Despite my mother’s warning, I confronted Katherine the next time I saw her. “Why did your sister say I stole money? I didn’t steal from that woman.”
“I know you didn’t,” Katherine said.
“I’m not allowed to play with you anymore,” I said. Didn’t she see the consequences of her sister’s accusation?
“I know,” she said evenly. Katherine never approached me again after that, although she seemed sad when she saw me. She understood the rules as well as anyone. Things had been spoiled and couldn’t go back to how they were. It took me a while to understand what had happened. Even though I was innocent, a part of my innocence had fallen away. I was aware of things previously hidden to me. We only lived there another year, moving at the end of 5th grade.

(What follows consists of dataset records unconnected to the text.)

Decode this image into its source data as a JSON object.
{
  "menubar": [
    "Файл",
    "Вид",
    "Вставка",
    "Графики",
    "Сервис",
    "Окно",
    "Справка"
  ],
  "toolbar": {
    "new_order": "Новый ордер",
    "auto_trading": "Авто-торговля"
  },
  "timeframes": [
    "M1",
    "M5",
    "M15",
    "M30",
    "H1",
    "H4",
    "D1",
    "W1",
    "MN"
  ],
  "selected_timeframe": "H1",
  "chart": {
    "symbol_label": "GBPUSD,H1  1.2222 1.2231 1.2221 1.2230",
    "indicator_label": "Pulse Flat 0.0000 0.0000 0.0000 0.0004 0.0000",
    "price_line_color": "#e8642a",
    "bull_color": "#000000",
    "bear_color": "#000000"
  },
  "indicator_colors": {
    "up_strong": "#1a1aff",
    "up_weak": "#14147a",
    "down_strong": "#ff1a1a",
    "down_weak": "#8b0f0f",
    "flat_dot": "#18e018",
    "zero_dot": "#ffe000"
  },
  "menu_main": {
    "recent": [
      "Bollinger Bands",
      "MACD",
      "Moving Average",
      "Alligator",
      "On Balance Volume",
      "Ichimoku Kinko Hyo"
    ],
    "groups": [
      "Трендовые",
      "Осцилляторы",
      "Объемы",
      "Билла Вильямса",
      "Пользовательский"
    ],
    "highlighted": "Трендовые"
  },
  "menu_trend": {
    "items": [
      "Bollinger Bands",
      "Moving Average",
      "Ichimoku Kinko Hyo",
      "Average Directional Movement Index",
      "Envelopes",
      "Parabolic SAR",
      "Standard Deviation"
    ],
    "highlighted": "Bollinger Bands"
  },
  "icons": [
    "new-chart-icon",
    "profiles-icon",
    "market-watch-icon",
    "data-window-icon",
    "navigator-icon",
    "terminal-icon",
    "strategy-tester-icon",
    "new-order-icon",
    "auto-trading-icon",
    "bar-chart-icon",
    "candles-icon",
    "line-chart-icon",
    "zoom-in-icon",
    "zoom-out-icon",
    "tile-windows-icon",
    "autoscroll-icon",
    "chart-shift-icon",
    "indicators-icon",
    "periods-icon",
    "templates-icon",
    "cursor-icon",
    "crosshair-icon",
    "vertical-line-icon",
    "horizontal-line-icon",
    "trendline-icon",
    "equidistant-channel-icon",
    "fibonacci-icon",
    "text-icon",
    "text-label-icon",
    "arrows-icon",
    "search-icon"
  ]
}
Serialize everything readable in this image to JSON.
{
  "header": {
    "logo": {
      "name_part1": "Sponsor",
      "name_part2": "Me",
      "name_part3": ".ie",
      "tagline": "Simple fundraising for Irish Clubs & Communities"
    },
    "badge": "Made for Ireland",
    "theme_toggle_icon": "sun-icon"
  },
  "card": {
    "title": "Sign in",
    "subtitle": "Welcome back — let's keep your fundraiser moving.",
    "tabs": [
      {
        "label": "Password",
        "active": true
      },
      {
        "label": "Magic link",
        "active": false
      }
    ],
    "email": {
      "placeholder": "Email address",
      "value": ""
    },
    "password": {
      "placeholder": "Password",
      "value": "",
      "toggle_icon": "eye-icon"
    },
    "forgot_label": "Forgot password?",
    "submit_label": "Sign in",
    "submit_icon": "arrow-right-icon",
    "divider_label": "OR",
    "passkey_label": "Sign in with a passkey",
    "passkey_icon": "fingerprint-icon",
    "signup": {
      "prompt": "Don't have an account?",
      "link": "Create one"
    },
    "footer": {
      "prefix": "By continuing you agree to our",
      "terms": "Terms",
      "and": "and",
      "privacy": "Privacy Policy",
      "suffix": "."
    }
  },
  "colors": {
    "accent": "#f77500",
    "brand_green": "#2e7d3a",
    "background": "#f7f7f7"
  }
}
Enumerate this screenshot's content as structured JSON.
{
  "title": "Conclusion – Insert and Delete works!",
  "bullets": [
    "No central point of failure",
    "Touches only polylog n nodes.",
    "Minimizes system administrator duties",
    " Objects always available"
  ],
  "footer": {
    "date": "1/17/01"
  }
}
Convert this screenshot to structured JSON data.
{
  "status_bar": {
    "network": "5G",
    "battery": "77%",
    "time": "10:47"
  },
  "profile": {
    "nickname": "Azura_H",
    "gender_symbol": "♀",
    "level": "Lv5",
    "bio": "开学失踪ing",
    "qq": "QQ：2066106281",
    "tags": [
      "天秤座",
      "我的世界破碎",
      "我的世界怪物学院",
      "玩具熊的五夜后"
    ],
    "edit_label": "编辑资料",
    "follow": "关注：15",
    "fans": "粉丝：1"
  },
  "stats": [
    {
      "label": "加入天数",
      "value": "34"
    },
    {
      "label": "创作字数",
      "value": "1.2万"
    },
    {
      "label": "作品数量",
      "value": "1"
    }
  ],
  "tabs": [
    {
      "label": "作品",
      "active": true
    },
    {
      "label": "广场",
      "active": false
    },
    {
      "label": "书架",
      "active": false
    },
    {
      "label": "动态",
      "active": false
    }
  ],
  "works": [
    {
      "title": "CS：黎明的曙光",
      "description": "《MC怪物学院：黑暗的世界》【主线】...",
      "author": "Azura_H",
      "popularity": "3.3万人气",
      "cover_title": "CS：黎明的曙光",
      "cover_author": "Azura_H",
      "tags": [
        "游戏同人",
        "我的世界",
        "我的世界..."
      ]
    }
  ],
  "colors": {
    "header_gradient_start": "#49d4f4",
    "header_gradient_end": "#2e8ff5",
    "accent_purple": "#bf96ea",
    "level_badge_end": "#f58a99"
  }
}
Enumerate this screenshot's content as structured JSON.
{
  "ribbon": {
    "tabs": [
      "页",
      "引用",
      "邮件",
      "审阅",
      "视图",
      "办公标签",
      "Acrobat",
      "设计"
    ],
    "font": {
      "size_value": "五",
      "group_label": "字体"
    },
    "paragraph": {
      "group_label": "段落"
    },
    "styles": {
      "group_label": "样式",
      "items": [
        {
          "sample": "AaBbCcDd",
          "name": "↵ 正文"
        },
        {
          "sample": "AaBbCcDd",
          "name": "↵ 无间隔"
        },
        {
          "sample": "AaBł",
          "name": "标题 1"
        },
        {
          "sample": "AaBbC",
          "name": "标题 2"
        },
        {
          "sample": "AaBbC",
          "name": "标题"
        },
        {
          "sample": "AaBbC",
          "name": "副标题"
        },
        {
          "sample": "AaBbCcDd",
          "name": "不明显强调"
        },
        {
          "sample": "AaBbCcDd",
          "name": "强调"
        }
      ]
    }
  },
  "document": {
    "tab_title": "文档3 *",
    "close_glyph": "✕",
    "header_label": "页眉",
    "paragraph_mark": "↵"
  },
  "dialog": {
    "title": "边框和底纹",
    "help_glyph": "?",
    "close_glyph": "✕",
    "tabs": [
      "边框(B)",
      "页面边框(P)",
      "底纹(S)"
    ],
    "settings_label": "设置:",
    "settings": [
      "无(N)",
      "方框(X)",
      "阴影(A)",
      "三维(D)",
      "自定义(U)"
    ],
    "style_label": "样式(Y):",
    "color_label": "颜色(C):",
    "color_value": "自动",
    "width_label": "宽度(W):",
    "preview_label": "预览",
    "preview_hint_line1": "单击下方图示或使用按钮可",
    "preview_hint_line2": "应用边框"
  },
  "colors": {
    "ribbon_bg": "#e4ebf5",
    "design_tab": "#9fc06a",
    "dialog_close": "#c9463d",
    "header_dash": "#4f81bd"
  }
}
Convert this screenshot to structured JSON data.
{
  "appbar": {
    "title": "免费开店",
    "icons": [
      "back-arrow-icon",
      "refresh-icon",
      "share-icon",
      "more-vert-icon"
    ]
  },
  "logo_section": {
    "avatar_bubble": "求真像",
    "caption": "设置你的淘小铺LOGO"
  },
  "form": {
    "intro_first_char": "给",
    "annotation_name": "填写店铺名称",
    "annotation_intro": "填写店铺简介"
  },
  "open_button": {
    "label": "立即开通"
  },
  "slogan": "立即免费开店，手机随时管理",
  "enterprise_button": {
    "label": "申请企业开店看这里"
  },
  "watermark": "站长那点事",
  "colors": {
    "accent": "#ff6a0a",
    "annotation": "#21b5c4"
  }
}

I have often wondered what happened to Katherine, the adventurous girl who looked like me but lived such a different life. What would my life have been like if I had been born to her family, and she to mine? Were my moral principles a reliable guide that transcended my upbringing when it differed so much from her family’s code of ethics? Was her behavior consistent with a different morality, one underwritten by loyalty to her family? Did I deserve the things I had more than she did or was it luck that I had been born into my family? If faced with want, would I have behaved like her sister? How did my childhood circumstances affect all my future choices? These are thoughts that still occur to me from time to time when I think about my friend Katherine.
I’ve thought about a similar situation in my life a lot too. The best I’ve come up with is a quote from Neil A Maxwell’s conference talk in April 2010, “The justice and mercy of God will have been so demonstrably perfect that at the Final Judgement there will be no complaints, including from those who once questioned what Got had allotted in the mortal framework.” It’s pretty vague, and doesn’t give a full explanation of why, but I still find it comforting.
Thank you for this. The first thought that jumped into my brain was “there, but for the grace of God go I.” The utter unfairness of life is one of the things that bothers me most about the idea of a loving Heavenly Father and it will be one of the first questions I ask Him if I ever get the chance.
My moment of realization was when I left my home in a small LDS community to serve a mission in Guatemala during their Civil War. Never had I seen such poverty and even the brightest, hardest working person would almost certainly be relegated to a short life of need and despair.